Charlotte Rotman: Erwann Binet avait aussi conservé des tas de courriers reçus à ce moment-là, assez bruts, assez brutaux, intéressants pour donner une idée de cette France hérissée à l’idée du mariage homo. Il avait envie d’en faire quelque chose. Nous nous sommes rencontrés, je travaillais alors pour Libé quand le débat parlementaire est arrivé sur le mariage. On s’est croisés dans la rue près de l’Assemblée. J’ai dit à Erwann Binet et sa collaboratrice que je quittais Libé. Quelques jours après, ils m’ont appelée et m’ont proposé de faire le livre. On s’est vus pendant plusieurs mois, une fois par semaine, pendant deux heures pour balayer dans les détails toute cette histoire. Il n’y a pas de livre de référence où il y a les débats parlementaires, politiques, les enjeux, les arguments et aussi l’ambiance, alors que ça a été un moment très important.

Se replonger là-dedans, qu’est ce que cela a provoqué en vous?

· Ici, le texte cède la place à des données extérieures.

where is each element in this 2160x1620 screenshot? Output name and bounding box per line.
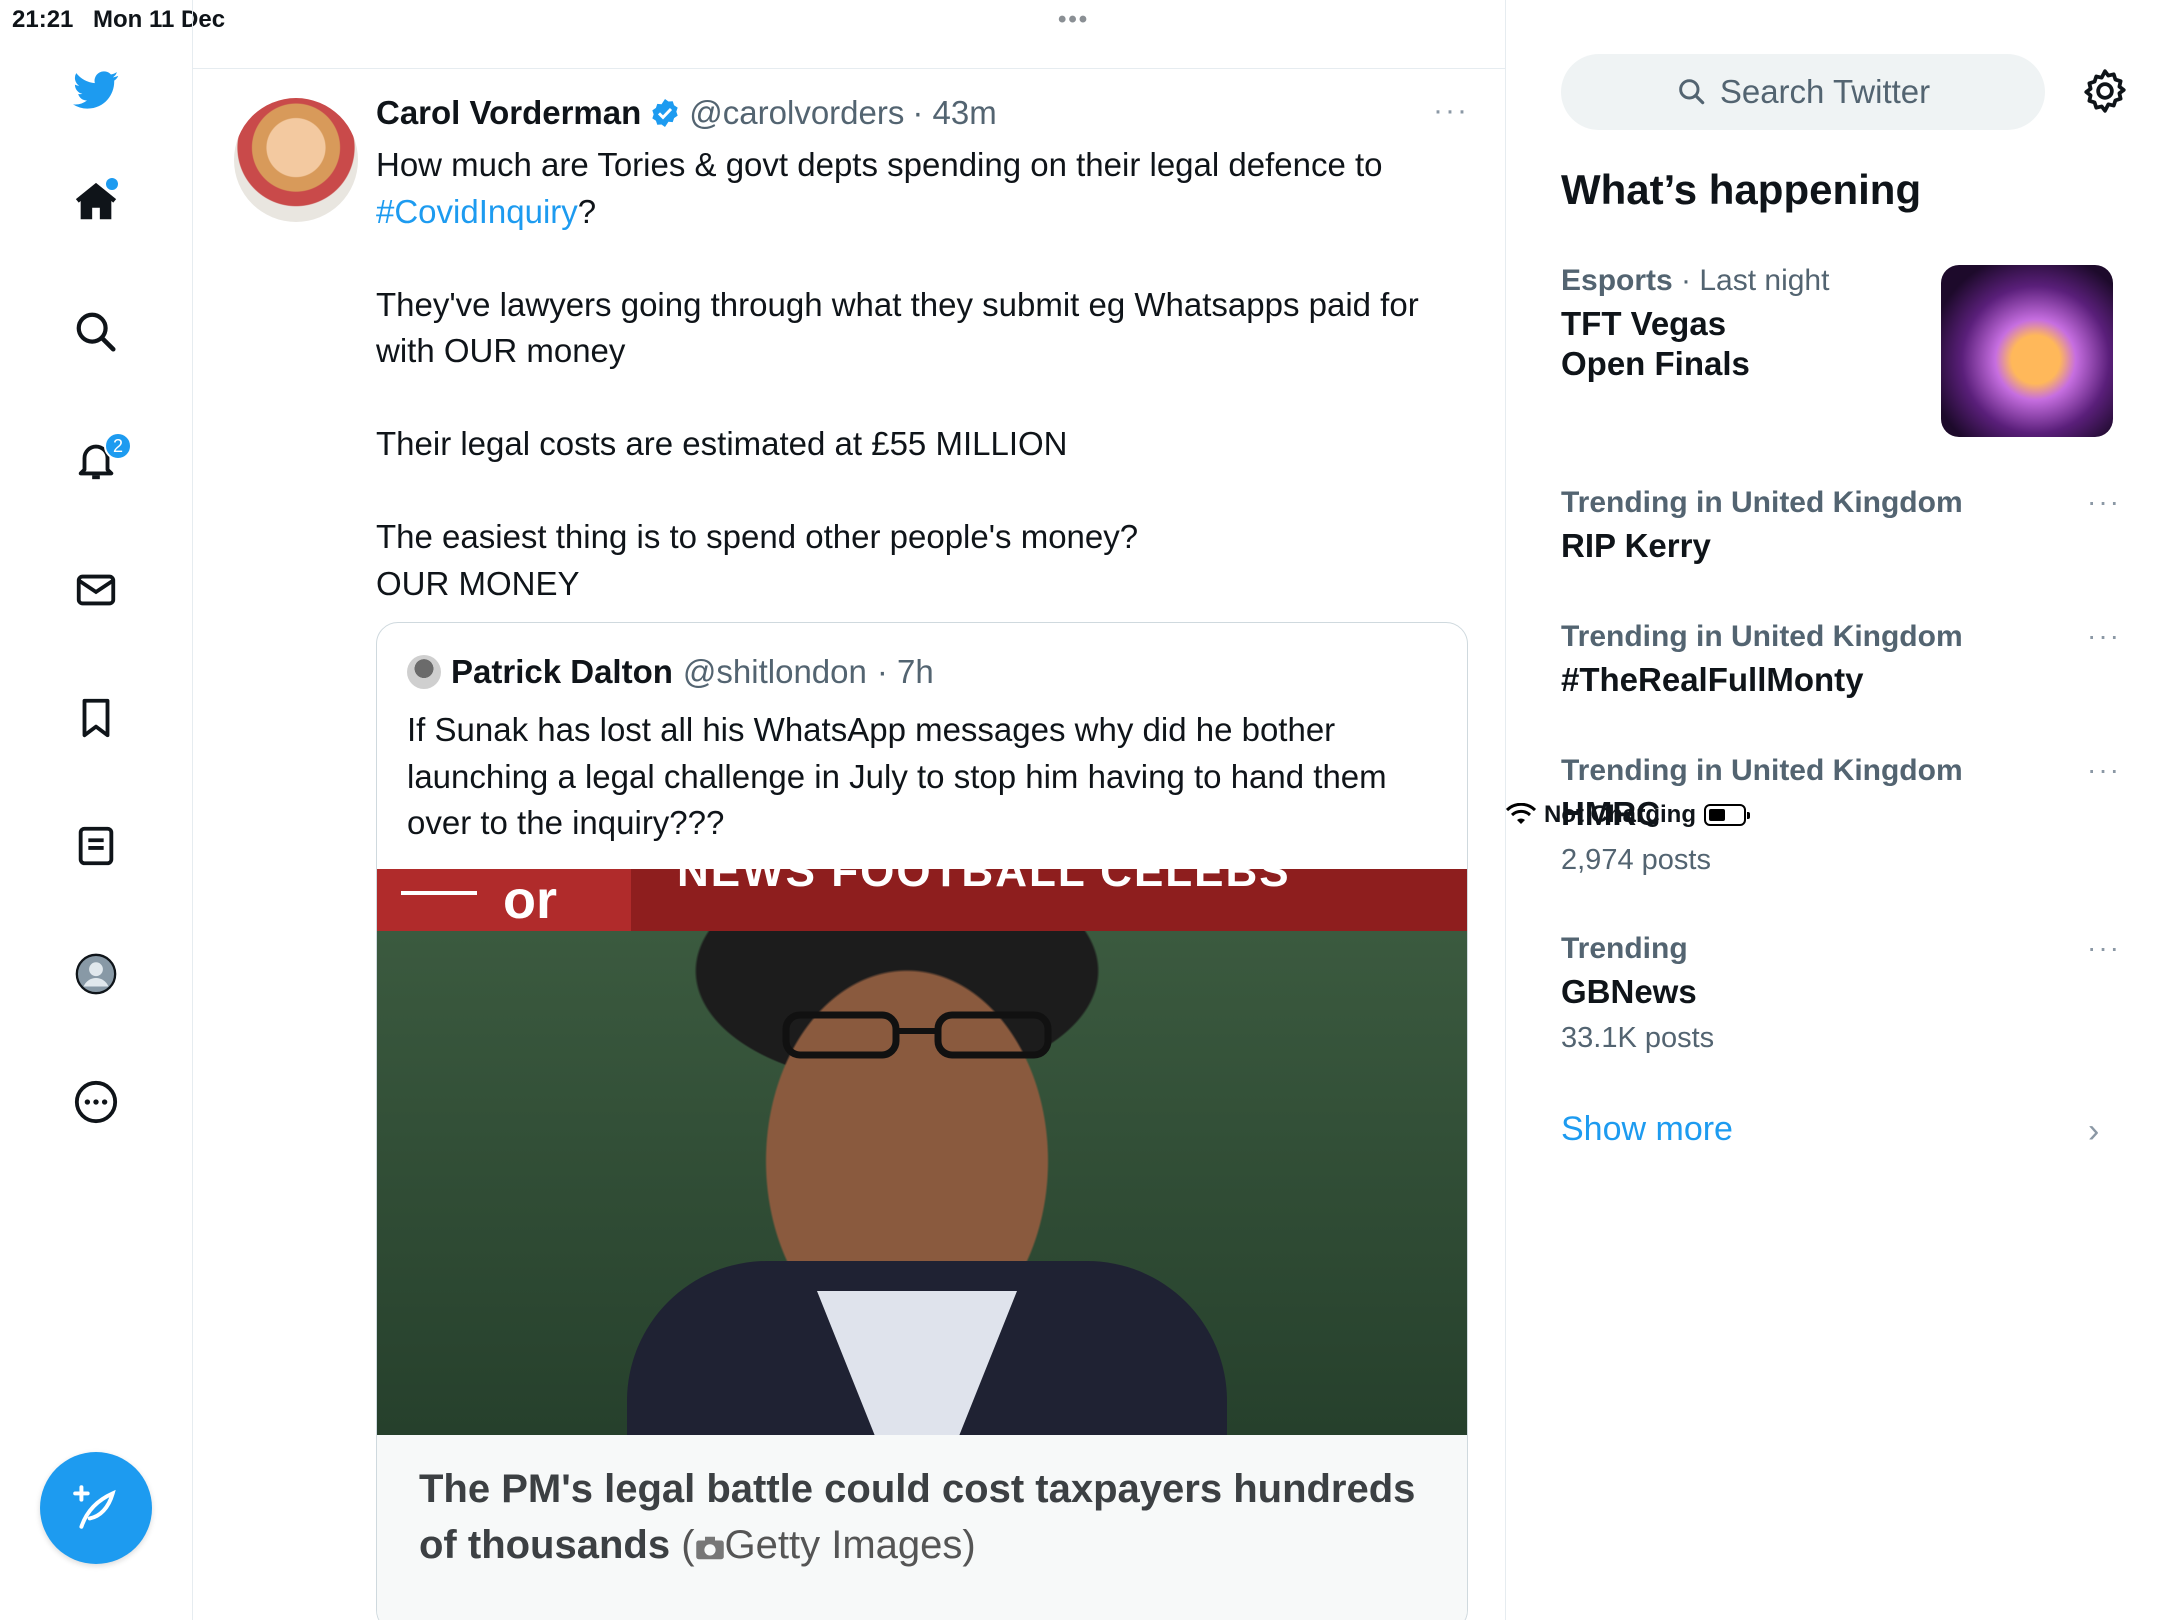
trend-more-button[interactable]: ··· — [2087, 486, 2121, 518]
trend-post-count: 2,974 posts — [1561, 844, 1711, 876]
tweet-line: OUR MONEY — [376, 564, 580, 602]
trend-item[interactable]: Trending in United Kingdom RIP Kerry ··· — [1561, 486, 2121, 566]
more-icon — [74, 1080, 118, 1124]
notification-badge: 2 — [104, 432, 132, 460]
tweet-more-button[interactable]: ··· — [1433, 94, 1469, 128]
tweet-punct: ? — [577, 192, 597, 230]
link-card-caption[interactable]: The PM's legal battle could cost taxpaye… — [377, 1435, 1467, 1620]
mail-icon — [76, 574, 116, 606]
trend-post-count: 33.1K posts — [1561, 1022, 1715, 1054]
profile-icon — [75, 953, 117, 995]
search-placeholder: Search Twitter — [1719, 73, 1931, 110]
trend-thumbnail-image[interactable] — [1941, 265, 2113, 437]
glasses-shape — [782, 1011, 1052, 1059]
trend-item[interactable]: Trending in United Kingdom HMRC 2,974 po… — [1561, 754, 2121, 877]
compose-feather-icon — [73, 1485, 116, 1529]
quote-author-handle: @shitlondon — [682, 653, 867, 690]
author-avatar[interactable] — [234, 98, 358, 222]
quote-text: If Sunak has lost all his WhatsApp messa… — [407, 707, 1447, 847]
settings-gear-icon[interactable] — [2080, 66, 2130, 116]
quote-author-name: Patrick Dalton — [451, 653, 673, 690]
search-icon — [76, 312, 116, 352]
lists-icon — [78, 826, 114, 866]
nav-home[interactable] — [66, 172, 126, 232]
tweet-line: How much are Tories & govt depts spendin… — [376, 146, 1383, 183]
right-sidebar: Search Twitter What’s happening Esports … — [1506, 0, 2160, 1620]
media-site-banner: or NEWS FOOTBALL CELEBS — [377, 869, 1467, 931]
site-nav-text: NEWS FOOTBALL CELEBS — [677, 869, 1291, 896]
camera-icon — [695, 1536, 724, 1560]
quote-line: launching a legal challenge in July to s… — [407, 757, 1387, 795]
search-input[interactable]: Search Twitter — [1561, 54, 2045, 130]
portrait-photo — [377, 931, 1467, 1435]
bookmark-icon — [82, 698, 110, 738]
show-more-link[interactable]: Show more — [1561, 1110, 1733, 1149]
nav-notifications[interactable]: 2 — [66, 430, 132, 490]
quoted-tweet-card[interactable]: Patrick Dalton @shitlondon · 7h If Sunak… — [376, 622, 1468, 1620]
twitter-logo-icon[interactable] — [66, 60, 126, 120]
site-logo: or — [377, 869, 631, 931]
nav-lists[interactable] — [66, 816, 126, 876]
tweet-line: #CovidInquiry? — [376, 189, 1476, 236]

EB: Pas de nostalgie, parce que je n’ai pas le sentiment que ce soit très vieux. Quand je vais dans les classes de lycéens ou de collégiens – comme le font tous les élus, à la demande des profs d’histoires, nous sommes très présents dans les écoles pour parler démocratie, valeurs républicaines, etc – je me rends compte, y compris chez les élèves de terminale, que c’est très loin ce débat. Dans notre esprit, je l’ai encore vu lorsqu’on a fait le cocktail de lancement du livre à l’Assemblée, il y a encore une nostalgie assez positive de ce moment.  Nous, élus, à notre place, alors que nous avons aussi pris des coups, nous n’avons gardé que les bons moments. C’est pour ça que c’était bien de tout raconter en détail. Certains de mes collègues ne se souvenaient plus de certains événements, d’autres m’ont signalé que j’avais oublié des choses. On aurait peut-être dû aller voir d’autres acteurs.

CR: On a vu d’autres acteurs de cette bataille, comme Jean-Jacques Urvoas ou Bernard Roman. Nous étions tous les deux présents pendant ce débat-là, lui comme député, moi comme journaliste, mais en en parlant, nous avions conscience de retracer des événements historiques.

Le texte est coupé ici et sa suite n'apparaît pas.